Barcelona attack sheds light on Spain’s long fight against terror

Catalonia stands out as the only centre of the Salafist movement in Spain

Spanish Prime Minister Mariano Rajoy says that the van attack in the Catalan city of Barcelona that killed at least 13 people was "jihadist terrorism" which required a global response. Video: Reuters


Few countries in western Europe have suffered the sharp end of terror as much as Spain.

The Basque Eta group murdered more than 800 people in a campaign of violence that finally came to an end only in 2011.

Its last major attack, the bombing of Madrid Barajas airport, took place in 2006. Jihadist terror, too, left its mark on the nation, when al-Qaeda operatives blew up four commuter trains as they pulled into Madrid’s Atocha train station in March 2004. The attack claimed 192 lives – the deadliest on European soil since the Lockerbie plane bombing in 1988.

Over the past decade, however, the country was largely spared from terrorist atrocities – a rare period of tranquillity that has now come to a brutal end. Spaniards had watched from afar as attackers targeted London, Paris, Brussels, Nice and Berlin, all the while hoping that their own cities would remain safe.

On Thursday, as a white van cut its bloody swath through locals and tourists on Las Ramblas, the country’s luck finally ran out.

Choice of target

The choice of target came as little surprise to experts on the country’s jihadist community. Barcelona and the surrounding province have long been identified as the principal hub of Salafist-Jihadist recruitment and activity in Spain.

According to data compiled by the Real Instituto Elcano, a Madrid-based thinktank, close to a quarter of all Spanish suspects arrested in connection with radical jihadism between 2013 and 2016 were from the Catalan capital and surrounding areas.

The concentration is explained largely by the presence of an established migrant community, said Carola García-Calvo, senior analyst on international terrorism at the Elcano.

“We know that the segment of the population that is most affected by jihadism is the second or third generation of migrants from majority Muslim countries,” she said. “This has to do in part with a crisis of identity: they don’t feel French or Spanish but neither do they feel close to the country of their parents and grandparents. In that situation, the jihadist message can be very powerful.”

She added: “Spain on the whole does not have many second-generation immigrants. But Barcelona is one area where migration has traditionally been very strong, especially from north Africa.

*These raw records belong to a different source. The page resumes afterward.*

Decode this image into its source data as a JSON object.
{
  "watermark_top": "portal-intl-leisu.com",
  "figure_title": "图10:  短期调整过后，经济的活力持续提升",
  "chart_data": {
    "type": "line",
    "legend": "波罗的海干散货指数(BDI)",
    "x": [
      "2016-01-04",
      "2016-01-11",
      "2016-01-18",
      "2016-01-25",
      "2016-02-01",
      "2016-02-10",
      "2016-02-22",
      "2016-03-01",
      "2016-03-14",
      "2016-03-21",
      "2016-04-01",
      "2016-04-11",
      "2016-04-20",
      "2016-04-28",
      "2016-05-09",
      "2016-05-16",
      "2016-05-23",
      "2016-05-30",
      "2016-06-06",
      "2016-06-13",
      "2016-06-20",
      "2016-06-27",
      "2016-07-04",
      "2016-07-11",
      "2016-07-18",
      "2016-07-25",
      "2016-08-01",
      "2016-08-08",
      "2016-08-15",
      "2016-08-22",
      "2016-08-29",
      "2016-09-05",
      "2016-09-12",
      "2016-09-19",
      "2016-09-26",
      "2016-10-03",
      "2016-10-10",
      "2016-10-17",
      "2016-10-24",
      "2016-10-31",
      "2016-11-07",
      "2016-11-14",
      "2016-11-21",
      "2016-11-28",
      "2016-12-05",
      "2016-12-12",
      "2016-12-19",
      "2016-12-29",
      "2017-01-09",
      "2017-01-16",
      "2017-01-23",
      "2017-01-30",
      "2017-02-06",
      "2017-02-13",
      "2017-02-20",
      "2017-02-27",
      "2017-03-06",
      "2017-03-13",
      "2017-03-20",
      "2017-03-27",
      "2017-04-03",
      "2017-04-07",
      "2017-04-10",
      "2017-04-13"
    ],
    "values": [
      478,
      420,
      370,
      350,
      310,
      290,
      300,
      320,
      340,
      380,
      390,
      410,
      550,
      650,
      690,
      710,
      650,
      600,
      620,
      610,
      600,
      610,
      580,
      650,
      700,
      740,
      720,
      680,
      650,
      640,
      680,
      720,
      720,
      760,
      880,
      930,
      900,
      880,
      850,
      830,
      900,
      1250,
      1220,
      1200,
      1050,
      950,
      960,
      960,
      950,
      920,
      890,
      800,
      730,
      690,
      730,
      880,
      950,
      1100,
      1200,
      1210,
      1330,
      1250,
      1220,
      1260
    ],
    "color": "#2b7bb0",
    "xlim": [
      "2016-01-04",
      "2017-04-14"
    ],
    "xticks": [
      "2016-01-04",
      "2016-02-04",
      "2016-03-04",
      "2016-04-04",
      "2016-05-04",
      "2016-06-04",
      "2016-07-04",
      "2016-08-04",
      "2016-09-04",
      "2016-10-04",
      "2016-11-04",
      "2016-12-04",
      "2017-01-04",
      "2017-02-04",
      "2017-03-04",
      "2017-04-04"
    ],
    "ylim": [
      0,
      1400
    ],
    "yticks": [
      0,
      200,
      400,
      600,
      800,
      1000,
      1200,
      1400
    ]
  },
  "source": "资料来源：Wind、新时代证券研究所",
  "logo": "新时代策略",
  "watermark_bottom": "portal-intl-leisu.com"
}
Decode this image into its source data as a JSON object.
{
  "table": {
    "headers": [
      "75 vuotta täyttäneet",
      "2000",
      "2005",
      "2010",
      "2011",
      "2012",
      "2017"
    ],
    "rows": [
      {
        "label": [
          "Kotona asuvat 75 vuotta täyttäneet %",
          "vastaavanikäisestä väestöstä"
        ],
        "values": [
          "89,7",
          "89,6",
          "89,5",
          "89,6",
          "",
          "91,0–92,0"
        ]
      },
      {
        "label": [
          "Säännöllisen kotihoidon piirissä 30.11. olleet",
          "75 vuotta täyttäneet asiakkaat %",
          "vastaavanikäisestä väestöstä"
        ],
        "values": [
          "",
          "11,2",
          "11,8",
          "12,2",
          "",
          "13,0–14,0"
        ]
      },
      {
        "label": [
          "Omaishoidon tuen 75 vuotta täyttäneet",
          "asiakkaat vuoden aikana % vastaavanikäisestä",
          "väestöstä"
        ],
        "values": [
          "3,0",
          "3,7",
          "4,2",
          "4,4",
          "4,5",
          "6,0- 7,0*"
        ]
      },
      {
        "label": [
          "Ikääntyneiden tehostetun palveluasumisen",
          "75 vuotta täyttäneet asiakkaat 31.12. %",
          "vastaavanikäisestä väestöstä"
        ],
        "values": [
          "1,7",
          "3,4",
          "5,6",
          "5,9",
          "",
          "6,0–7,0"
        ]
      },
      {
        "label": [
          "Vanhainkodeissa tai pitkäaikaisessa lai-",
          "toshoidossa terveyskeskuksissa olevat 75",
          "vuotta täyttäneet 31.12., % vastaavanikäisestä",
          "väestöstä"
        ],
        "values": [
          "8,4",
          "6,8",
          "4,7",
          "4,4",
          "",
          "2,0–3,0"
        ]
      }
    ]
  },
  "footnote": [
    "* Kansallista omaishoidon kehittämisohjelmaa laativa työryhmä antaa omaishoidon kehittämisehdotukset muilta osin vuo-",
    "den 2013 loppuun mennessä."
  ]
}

There you do have a second generation.”

Salafist movement

Manuel Torres, an expert on jihadism at the Pablo Olavide University in Seville, said Catalonia also stands out as the only centre of the Salafist movement in Spain.

“There are mosques and centres where there is a discourse of self-segregation and a rejection of the values and legal order that exist in this country,” he said.

Initial assessments on Thursday pointed to a typical “low-cost” attack committed by an individual assailant using a readily available weapon – a rental van. That picture changed over the course of Friday, however, as police confirmed that the Barcelona attack was part of a much more ambitious plan, and the driver part of a larger cell.

The attack is likely to raise questions, not least over Spain’s idiosyncratic approach towards fighting jihadi radicalisation and terror.

In recent years, Madrid has developed a strategy that offers a clear contrast to that employed by countries such as France, Britain, Germany or Belgium. In the wake of changes to Spain’s anti-terrorism laws in 2010 and 2015, the country’s police and intelligence services have tried to intervene at the earliest possible moment – arresting suspects long before a possible terrorist plot reaches fruition.

Lesser crimes

This means jihadi suspects are often convicted for lesser crimes, such as sharing terrorist propaganda online, instead of serving long sentences for plotting a terrorist attack. From the point of view of Spanish authorities, “it’s better to have them serve relatively low sentences than to have them out on the street”, said Torres.

The approach, he added, reflected the experience of the 2004 Atocha bombing. Spanish police and intelligence identified some of the perpetrators as potential attackers before the event, but held out for more solid proof of a plot. “That changed the paradigm. The authorities decided that this must not happen again. We cannot leave people out on the street and mobilised,” said Torres.

Countries such as the UK, in contrast, still tend to wait and observe a terrorist cell for much longer, in the hope of learning more about contacts and ringleaders – and of building cast-iron evidence for a future trial.

That focus explains why Spain has made a relatively large number of arrests despite having only a small pool of suspects. Only 214 known jihadis have left Spain to join the ranks of Isis in Syria and Iraq in recent years, compared with an estimated 2,000 from France and about 1,000 each from Germany and Britain.

In terms of detentions, however, only France and the UK recorded more arrests than Spain last year. According to data from Europol, Spain accounted for one in 10 jihadist arrests in Europe last year – significantly more than Germany, Italy or Belgium.

But experts such as García-Calvo and Torres point out that no anti-terror strategy can provide complete insulation from the risk of attack.

“We always knew that Spain was a target and that what happened in France, the UK and Germany could also happen here,” Torres said. “We were lucky until now.”